Sustained viral suppression rates
This pivotal metric gauged the proportion of patients persistently maintaining viral suppression throughout each viral load assessment post-enrollment while receiving ART through the DDD program. This critical indicator signified the program's impact on sustained positive health outcomes among participants, reflecting effective viral load management and treatment adherence. The standard for this outcome was based on the proportion of active participants remaining virally suppressed (i.e., < 1000 copies/ml) while on the intervention as defined by WHO.

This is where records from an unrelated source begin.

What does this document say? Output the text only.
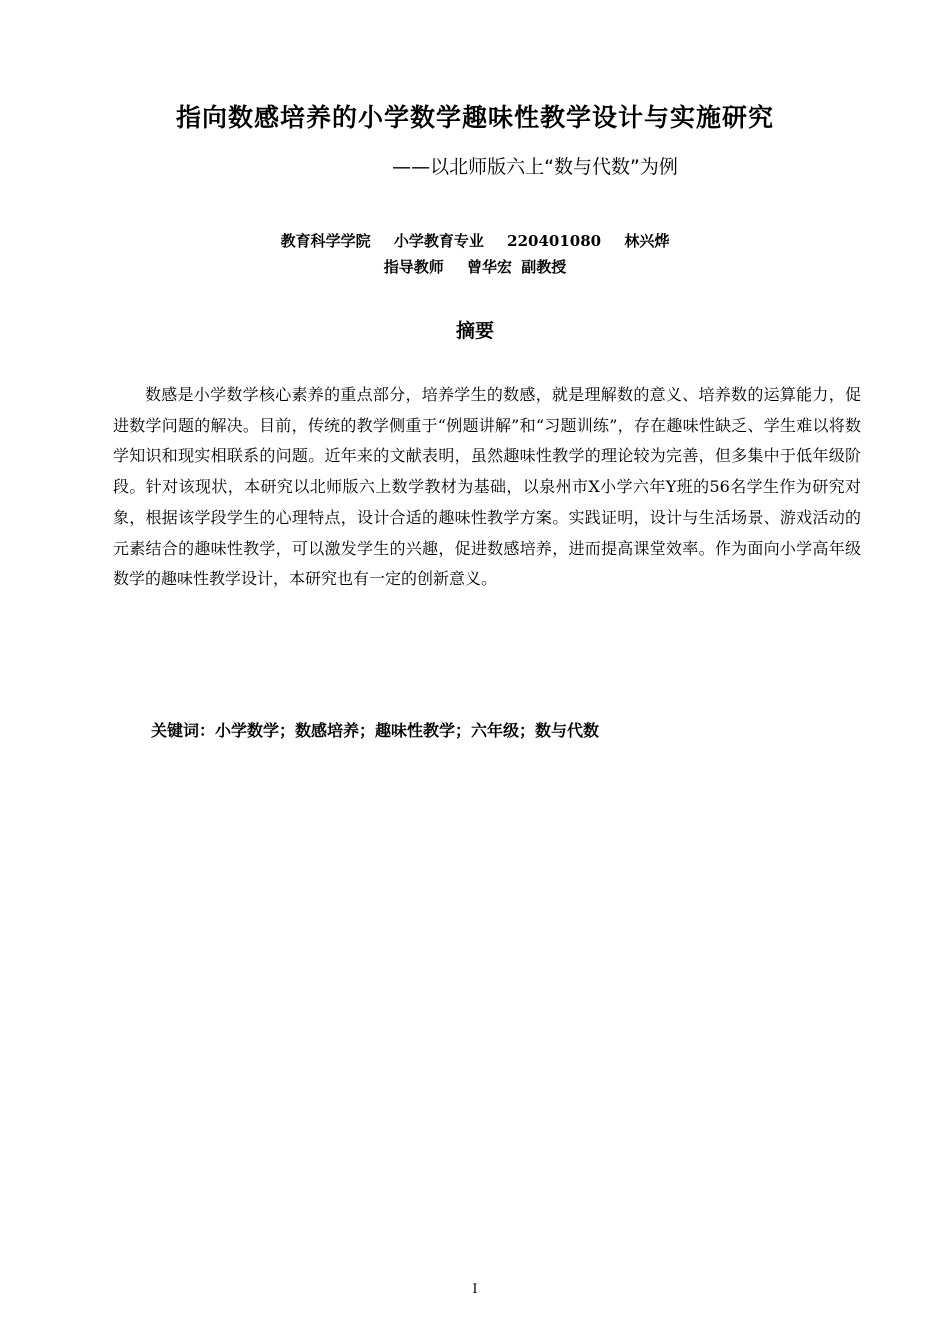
指向数感培养的小学数学趣味性教学设计与实施研究
——以北师版六上“数与代数”为例
教育科学学院 小学教育专业 220401080 林兴烨
指导教师 曾华宏 副教授
摘要

数感是小学数学核心素养的重点部分，培养学生的数感，就是理解数的意义、培养数的运算能力，促进数学问题的解决。目前，传统的教学侧重于“例题讲解”和“习题训练”，存在趣味性缺乏、学生难以将数学知识和现实相联系的问题。近年来的文献表明，虽然趣味性教学的理论较为完善，但多集中于低年级阶段。针对该现状，本研究以北师版六上数学教材为基础，以泉州市X小学六年Y班的56名学生作为研究对象，根据该学段学生的心理特点，设计合适的趣味性教学方案。实践证明，设计与生活场景、游戏活动的元素结合的趣味性教学，可以激发学生的兴趣，促进数感培养，进而提高课堂效率。作为面向小学高年级数学的趣味性教学设计，本研究也有一定的创新意义。

关键词：小学数学；数感培养；趣味性教学；六年级；数与代数
I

Data Collection and Sources
Routine program data management included an integration of clinical, dispensing, and medicine logistics information obtained throughout the active prescription cycles. This array of information was drawn from several distinct sources, which included the electronic health records management system within the treatment facilities, known as SMARTCARE. Furthermore, the central pharmacy database, eRX, played a pivotal role in integrating and sourcing pertinent data from various sources. Complementing these sources was the mobile logistics application database, which augmented the comprehensive repository of information essential for this study.
Data Analysis
The examination of program effects was determined through a systematic quantification process. This involved the calculation of annual rates pertaining to program utilization as measured by the number of beneficiaries enrolling against the preset target, medicine collection, beneficiary retention, and the maintained status of viral load suppression while on the program over the period of program implementation. We determined net program effects, presented as the mean effects observed per annum. The outcomes were further summarized into presentation formats, encompassing two-way tables and visually informative charts using Microsoft Excel. We used descriptive analysis to describe participant characteristics upon enrollment in the CDD program.